Since the European Union officially imposed anti-dumping duties on Chinese titanium dioxide (TiO₂) imports in January 2025, the European coatings industry has undergone a transition from initial disruption to gradual adaptation. Recently, Coatings World China observed that through in-depth interviews with five representative European coatings companies—Flügger, Meffert Farbwerke, Śnieżka, Teknos, and Vitex—the European Coatings Journal revealed a clear trend: “limited short-term impact, accelerated long-term adjustments.”
Limited Short-Term Operational Impact, with Notable Divergence
In the short term, the operational impact of the anti-dumping duties on the European coatings sector varies significantly among companies.
Armodios Yannidis, CEO of Vitex Group, noted that Chinese suppliers have exited price competition in the European market. However, due to sluggish demand, supply remains sufficient. He predicted that prices would rise once demand picks up, and estimated that titanium dioxide prices could have dropped by 30% without the tariffs.
Piotr Mikrut, CEO of Śnieżka Group, stated that since the company mainly sources raw materials from within Europe, it has not experienced any significant operational disruption—only a slight increase in TiO₂ prices. The group is strengthening communication with its partners to mitigate potential risks.
Strategic Adjustments Quietly Underway
In response to the new trade landscape, some companies have started to implement strategic adjustments.

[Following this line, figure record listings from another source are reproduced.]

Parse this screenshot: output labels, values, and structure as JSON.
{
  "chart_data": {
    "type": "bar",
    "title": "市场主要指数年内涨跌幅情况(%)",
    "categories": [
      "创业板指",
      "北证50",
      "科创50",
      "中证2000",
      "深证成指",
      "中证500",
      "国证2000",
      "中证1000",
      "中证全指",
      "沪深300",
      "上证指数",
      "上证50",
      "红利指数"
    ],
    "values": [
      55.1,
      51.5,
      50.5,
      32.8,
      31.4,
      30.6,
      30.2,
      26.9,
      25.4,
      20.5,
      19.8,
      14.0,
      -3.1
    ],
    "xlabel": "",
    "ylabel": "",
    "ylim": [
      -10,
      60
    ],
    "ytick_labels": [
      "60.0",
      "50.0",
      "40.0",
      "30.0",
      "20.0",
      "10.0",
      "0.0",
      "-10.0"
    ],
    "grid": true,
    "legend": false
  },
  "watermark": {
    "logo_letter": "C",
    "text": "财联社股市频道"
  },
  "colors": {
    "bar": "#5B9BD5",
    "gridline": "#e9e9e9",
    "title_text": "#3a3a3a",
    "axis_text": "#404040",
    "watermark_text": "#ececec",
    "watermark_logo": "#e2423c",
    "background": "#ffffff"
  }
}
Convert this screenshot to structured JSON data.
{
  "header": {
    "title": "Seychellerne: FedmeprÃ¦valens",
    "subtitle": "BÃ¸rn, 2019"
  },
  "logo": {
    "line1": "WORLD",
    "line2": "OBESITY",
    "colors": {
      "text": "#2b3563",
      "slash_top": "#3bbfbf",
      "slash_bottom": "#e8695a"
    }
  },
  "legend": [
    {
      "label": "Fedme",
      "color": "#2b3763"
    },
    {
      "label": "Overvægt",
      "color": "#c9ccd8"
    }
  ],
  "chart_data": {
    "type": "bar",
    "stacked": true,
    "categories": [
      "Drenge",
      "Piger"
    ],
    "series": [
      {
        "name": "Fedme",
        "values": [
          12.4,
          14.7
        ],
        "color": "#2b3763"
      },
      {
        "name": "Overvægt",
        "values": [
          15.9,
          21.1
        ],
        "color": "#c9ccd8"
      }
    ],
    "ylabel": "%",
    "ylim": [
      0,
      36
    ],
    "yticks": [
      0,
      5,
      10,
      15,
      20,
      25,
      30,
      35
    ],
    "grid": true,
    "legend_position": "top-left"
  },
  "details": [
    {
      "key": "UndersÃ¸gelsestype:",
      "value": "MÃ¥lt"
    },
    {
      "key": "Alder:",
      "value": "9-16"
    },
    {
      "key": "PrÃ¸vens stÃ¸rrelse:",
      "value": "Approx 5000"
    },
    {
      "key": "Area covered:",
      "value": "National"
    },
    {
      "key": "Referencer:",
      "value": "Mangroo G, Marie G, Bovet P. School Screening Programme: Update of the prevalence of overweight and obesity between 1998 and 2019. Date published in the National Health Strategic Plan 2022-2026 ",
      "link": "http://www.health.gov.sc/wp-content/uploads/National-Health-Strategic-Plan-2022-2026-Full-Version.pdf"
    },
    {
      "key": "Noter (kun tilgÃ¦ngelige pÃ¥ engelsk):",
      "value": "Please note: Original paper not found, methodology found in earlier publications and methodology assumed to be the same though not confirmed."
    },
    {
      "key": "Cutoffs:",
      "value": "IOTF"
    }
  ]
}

Vitex has increased its safety stock of titanium dioxide and is pushing for supply chain diversification, prioritizing local sourcing. According to Yannidis, the company is shifting from a “just-in-time” model to a “just-in-case” inventory strategy.
Paula Salastie, CEO of Teknos, reported a noticeable increase in customer inquiries in Europe about the impact of the tariffs. Meanwhile, Chinese and Asian clients have already begun proactively relocating production. This shift has prompted the company to reassess its manufacturing footprint, warehousing network, procurement strategy, and HR policies. Salastie expressed particular concern over the closure of European TiO₂ production facilities, warning that it could lead to shortages of specialty grades and limited supplier options.
Long-Term Concerns Emerging
In the long term, industry leaders hold differing views on the impact of the anti-dumping duties.
Salastie warned that the tariffs could result in increased trade barriers, breakdowns in collaboration models, raw material shortages, a decline in European innovation capabilities, and the offshoring of manufacturing—ultimately undermining the European economy. She called for closer cooperation with policymakers to preserve the competitiveness and sustainability of the EU coatings industry.
In contrast, Klaus Meffert, CEO of Meffert Farbwerke, and Sune Schnack, CEO of Flügger, believe the impact is limited. Meffert said his company had not taken any specific countermeasures. Schnack noted that Flügger, as a premium brand mainly using EU-produced, TMP-free TiO₂, has not been affected. However, he expressed hope that the tariffs would help raise price levels in the low-end market segment.
A Diverse Range of Industry Responses
This study reveals a diverse set of responses from the European coatings industry to the EU’s anti-dumping duties on titanium dioxide. Some companies are facing operational challenges and have launched strategic adjustments, while others report minimal immediate impact. These differences are largely driven by variations in supply chain structure and market positioning.
There is a general consensus across the industry that supply chain diversification, forward-looking planning, and close cooperation with policymakers will be key to managing the evolving trade environment. As the policy continues to unfold, its full impact will gradually emerge, and corporate strategies will continue to evolve accordingly.